I want to do $THING. Normally I do my hacking in Python, which is okay but has lots of frustrations. My friends tell me $LANGUAGE is better for doing $THING. After going through the online tutorial, I can see why. Maybe I’ll try $LANGUAGE for this project! Just a few things I need to figure out first:

  • How do I install it? The docs say brew install, but I’m on Windows.
    • Do I have to use WSL?
    • Why is it breaking on WSL?
  • How am I supposed to be writing this? Do I download an IDE? Is there a Vim plugin? Is this ostensibly editor-agnostic but really supposed to use Emacs?
    • Uh oh, there’s two competing plugins. The communities hate each other. Which do I choose?
  • How do I read from a file? How do I parse JSON? How do I pull environment variables?
    • How do I do any of the things that aren’t part of the core syntax/semantics but are super common problems people face every day?
    • I’m going to have to memorize another 100 functions and their parameters, aren’t I?
  • What are the language quirks that will cost me an hour to discover?
    • What are the footguns that will cost me a day to debug?
    • What are the things that are just different enough from what I’m used to that will confuse me? What will trip me up every time I switch back to a different language?
    • What parts of the core language should I avoid at all costs?
    • What are the snippets that look right but are secretly wrong?
  • How is the help organized? Is there an official site? How’s the site laid out?
    • Is it actually useful or will it make me want to smash all computers?
    • Does it have documentation for people besides “complete newbies” and “language maintainers”?
    • Can I download the official docs, or will I have to be online to read any of the references?
    • Are there official docs?
    • Oh wait, I’m supposed to learn from $BOOK, which is only available in physical form.
    • And people keep telling me that $AUTHOR is a serial killer?
  • I hit problem X. Should I look for help in the official docs, or the FAQ, or the community, or should I be putting random stuff into Google?
    • Oh, looks like someone answered this in 2007! Which was eight versions ago. Are they still right or is their advice obsolete?
    • I found something from 2011 that said the 2007 person was wrong. Do I do what 2011 dude says or should I assume his advice is also obsolete?
  • How do I debug? Will doing anything other than “break into repl” be like pulling teeth?
    • Will “break into repl” be like pulling teeth?
    • Is this one of those communities which think debuggers are for n00bs and you should write a lot of print statements?
  • Testing. Is unit testing part of the core library, or do I need to install a third party framework?

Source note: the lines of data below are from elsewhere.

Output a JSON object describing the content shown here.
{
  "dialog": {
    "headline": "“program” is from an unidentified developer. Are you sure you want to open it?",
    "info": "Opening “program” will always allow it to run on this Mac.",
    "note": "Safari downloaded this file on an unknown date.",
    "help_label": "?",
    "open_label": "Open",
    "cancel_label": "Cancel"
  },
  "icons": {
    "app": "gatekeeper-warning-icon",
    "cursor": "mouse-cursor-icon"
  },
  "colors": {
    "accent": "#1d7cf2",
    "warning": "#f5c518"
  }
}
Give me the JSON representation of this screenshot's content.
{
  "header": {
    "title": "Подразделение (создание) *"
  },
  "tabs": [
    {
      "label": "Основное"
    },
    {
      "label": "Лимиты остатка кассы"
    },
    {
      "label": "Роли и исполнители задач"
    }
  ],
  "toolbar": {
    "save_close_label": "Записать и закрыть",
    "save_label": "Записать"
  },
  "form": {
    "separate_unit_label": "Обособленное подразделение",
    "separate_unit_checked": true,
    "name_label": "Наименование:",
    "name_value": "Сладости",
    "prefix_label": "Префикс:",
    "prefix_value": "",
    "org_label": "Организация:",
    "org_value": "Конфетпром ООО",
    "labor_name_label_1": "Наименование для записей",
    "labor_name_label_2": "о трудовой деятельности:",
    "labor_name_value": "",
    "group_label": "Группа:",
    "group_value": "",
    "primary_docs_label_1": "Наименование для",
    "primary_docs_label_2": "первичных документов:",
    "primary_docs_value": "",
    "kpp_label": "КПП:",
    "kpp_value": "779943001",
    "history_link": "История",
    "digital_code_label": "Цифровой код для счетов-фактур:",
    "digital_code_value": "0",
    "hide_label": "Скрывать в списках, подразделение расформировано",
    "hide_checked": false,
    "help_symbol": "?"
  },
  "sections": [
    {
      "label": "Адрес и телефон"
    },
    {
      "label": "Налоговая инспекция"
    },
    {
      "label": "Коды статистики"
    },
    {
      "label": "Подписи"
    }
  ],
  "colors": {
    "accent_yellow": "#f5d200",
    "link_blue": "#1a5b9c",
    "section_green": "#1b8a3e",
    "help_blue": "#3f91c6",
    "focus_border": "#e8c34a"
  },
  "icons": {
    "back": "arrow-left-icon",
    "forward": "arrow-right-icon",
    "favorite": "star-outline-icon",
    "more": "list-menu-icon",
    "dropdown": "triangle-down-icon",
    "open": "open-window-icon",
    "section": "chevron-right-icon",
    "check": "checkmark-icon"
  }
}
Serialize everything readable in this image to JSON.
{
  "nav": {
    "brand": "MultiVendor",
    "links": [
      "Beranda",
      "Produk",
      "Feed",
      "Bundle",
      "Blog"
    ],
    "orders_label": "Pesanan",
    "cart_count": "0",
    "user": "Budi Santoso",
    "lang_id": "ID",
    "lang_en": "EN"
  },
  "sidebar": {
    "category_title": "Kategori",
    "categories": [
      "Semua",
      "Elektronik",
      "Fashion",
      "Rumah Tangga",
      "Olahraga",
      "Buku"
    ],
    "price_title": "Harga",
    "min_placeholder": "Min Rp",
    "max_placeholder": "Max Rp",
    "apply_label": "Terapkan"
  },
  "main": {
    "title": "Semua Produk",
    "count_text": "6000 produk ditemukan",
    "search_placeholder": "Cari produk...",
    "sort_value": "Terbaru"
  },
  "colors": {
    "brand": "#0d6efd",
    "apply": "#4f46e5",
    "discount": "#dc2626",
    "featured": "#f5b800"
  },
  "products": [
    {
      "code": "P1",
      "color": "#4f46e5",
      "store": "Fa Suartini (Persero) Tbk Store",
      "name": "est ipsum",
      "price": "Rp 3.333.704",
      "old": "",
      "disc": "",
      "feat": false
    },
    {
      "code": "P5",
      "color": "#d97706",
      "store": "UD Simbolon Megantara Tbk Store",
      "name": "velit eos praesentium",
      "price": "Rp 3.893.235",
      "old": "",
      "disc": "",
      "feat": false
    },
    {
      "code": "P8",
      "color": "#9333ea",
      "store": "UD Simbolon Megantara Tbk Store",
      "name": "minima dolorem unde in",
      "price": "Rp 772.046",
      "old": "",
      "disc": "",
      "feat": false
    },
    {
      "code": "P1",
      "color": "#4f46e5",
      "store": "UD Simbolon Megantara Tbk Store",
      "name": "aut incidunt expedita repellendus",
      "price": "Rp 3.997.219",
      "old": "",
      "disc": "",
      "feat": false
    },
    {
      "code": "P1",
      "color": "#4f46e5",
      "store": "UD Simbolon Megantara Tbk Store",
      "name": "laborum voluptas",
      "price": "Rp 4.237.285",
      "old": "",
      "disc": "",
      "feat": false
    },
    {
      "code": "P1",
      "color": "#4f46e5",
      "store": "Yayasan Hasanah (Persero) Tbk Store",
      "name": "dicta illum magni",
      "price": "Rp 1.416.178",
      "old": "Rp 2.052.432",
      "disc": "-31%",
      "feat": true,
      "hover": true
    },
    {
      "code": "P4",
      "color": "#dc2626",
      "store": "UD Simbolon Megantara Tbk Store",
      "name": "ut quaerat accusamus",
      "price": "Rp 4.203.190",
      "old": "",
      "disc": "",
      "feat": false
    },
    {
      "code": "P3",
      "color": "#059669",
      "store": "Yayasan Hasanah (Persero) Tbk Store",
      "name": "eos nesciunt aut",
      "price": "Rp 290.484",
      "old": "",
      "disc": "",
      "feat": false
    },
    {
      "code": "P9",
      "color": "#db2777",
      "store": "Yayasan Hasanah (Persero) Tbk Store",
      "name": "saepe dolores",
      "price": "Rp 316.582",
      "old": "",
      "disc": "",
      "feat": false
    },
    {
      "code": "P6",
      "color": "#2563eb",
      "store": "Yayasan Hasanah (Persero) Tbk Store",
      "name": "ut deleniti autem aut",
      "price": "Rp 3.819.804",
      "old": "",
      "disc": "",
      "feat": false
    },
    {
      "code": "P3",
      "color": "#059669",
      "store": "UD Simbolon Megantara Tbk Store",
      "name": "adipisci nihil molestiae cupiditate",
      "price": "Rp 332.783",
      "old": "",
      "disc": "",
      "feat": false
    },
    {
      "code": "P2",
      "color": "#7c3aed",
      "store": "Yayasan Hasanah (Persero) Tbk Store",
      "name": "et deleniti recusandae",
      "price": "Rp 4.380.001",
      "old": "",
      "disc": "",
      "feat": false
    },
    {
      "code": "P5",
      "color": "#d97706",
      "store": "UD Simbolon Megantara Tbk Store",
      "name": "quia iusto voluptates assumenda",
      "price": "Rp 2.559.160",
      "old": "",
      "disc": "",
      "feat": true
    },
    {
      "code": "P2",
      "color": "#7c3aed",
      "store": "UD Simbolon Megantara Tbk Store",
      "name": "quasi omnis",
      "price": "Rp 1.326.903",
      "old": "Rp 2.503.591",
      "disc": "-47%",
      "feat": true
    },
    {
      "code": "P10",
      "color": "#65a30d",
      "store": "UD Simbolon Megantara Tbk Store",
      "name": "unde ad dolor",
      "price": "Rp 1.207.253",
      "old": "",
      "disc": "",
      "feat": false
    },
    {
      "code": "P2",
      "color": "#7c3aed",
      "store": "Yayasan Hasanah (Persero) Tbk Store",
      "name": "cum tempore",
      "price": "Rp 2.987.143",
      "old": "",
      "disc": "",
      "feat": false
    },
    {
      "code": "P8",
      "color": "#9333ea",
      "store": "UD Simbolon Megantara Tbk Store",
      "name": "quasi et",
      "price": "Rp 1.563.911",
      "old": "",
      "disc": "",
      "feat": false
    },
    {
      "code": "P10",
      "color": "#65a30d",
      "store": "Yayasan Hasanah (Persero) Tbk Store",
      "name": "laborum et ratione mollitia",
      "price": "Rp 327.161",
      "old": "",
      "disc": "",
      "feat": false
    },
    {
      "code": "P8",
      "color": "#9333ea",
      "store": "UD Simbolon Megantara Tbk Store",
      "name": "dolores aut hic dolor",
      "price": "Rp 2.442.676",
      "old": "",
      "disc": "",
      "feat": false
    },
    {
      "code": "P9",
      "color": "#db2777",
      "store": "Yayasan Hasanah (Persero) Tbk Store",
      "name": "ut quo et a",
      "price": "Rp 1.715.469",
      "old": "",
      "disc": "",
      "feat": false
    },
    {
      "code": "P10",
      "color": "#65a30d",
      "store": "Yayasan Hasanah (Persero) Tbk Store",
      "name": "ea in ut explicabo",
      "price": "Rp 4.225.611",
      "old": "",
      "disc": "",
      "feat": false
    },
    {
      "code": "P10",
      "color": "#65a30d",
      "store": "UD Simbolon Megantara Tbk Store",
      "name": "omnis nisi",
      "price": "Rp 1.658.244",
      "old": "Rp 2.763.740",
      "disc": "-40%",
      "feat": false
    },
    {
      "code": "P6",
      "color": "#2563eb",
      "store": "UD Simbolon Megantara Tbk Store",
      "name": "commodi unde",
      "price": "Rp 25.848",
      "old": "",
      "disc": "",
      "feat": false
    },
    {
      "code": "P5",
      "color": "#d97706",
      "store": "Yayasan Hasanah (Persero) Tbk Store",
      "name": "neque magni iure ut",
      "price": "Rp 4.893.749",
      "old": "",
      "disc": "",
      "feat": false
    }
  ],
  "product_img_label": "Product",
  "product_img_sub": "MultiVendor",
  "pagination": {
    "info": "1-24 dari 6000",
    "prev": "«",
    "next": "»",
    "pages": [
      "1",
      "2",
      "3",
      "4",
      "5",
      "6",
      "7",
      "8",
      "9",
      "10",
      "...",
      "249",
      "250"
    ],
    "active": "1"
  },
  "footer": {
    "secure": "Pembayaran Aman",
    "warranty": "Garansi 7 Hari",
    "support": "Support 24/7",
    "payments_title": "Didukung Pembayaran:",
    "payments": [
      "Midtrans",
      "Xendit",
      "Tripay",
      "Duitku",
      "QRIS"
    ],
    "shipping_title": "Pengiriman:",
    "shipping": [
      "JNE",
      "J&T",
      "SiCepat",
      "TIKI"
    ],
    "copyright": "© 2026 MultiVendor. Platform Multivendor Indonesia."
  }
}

    • Or both? Like how Python comes with unittest, but everybody uses pytest.
    • Or how Ruby has Minitest, rspec, and Test::Unit, and people get into fights about which is best.
      • Apparently I’m supposed to learn Cucumber?
    • What about property-based testing? Does $LANGUAGE even have a PBT library?
    • How does the test runner work? How long should I try to integrate it with my dev environment before giving up and running it in a separate terminal?
  • How do I build? How do I package? How do I manage my environment?
    • What are all the command flags I should be using that aren’t default for various reasons?
    • How am I supposed to “properly” organize my project files?
    • I organized everything properly, how come it’s still not finding my module?
  • Package management.
    • How do I find the packages I need? If there are multiple competing packages, how do I decide which one I should use?
    • And now I have to learn the APIs of the third-party packages.
    • And the API of the package manager itself.
    • What are the “canonical” packages the community has consensus on? Am I going to have to dive into the community to find out what I need to install?
    • I do?
    • Oh great.
  • So… the language community.
    • Where are they? Will I have to join Yet Another Slack? Install Yet Another Messaging App? Do I have to set up a dedicated machine just to keep connected to an IRC channel?
    • Are they friendly to beginners, hostile, passive-aggressive?
    • Are there any missing stairs or known abusers?
    • Are there high-profile rivalries?
    • What innocuous-seeming topics always turn into a flamewar? Is my question even safe to ask?
    • Now they’re explaining something way above my head. Is this necessary to get, or are they just cursed with knowledge?
    • What opinions do they have on other programming languages? Are they going to look down on me for writing a lot of Python?
    • Do they think I’m subhuman scum for using Windows?
    • What are all these in-jokes supposed to be?

Screw this, I’m going back to Python.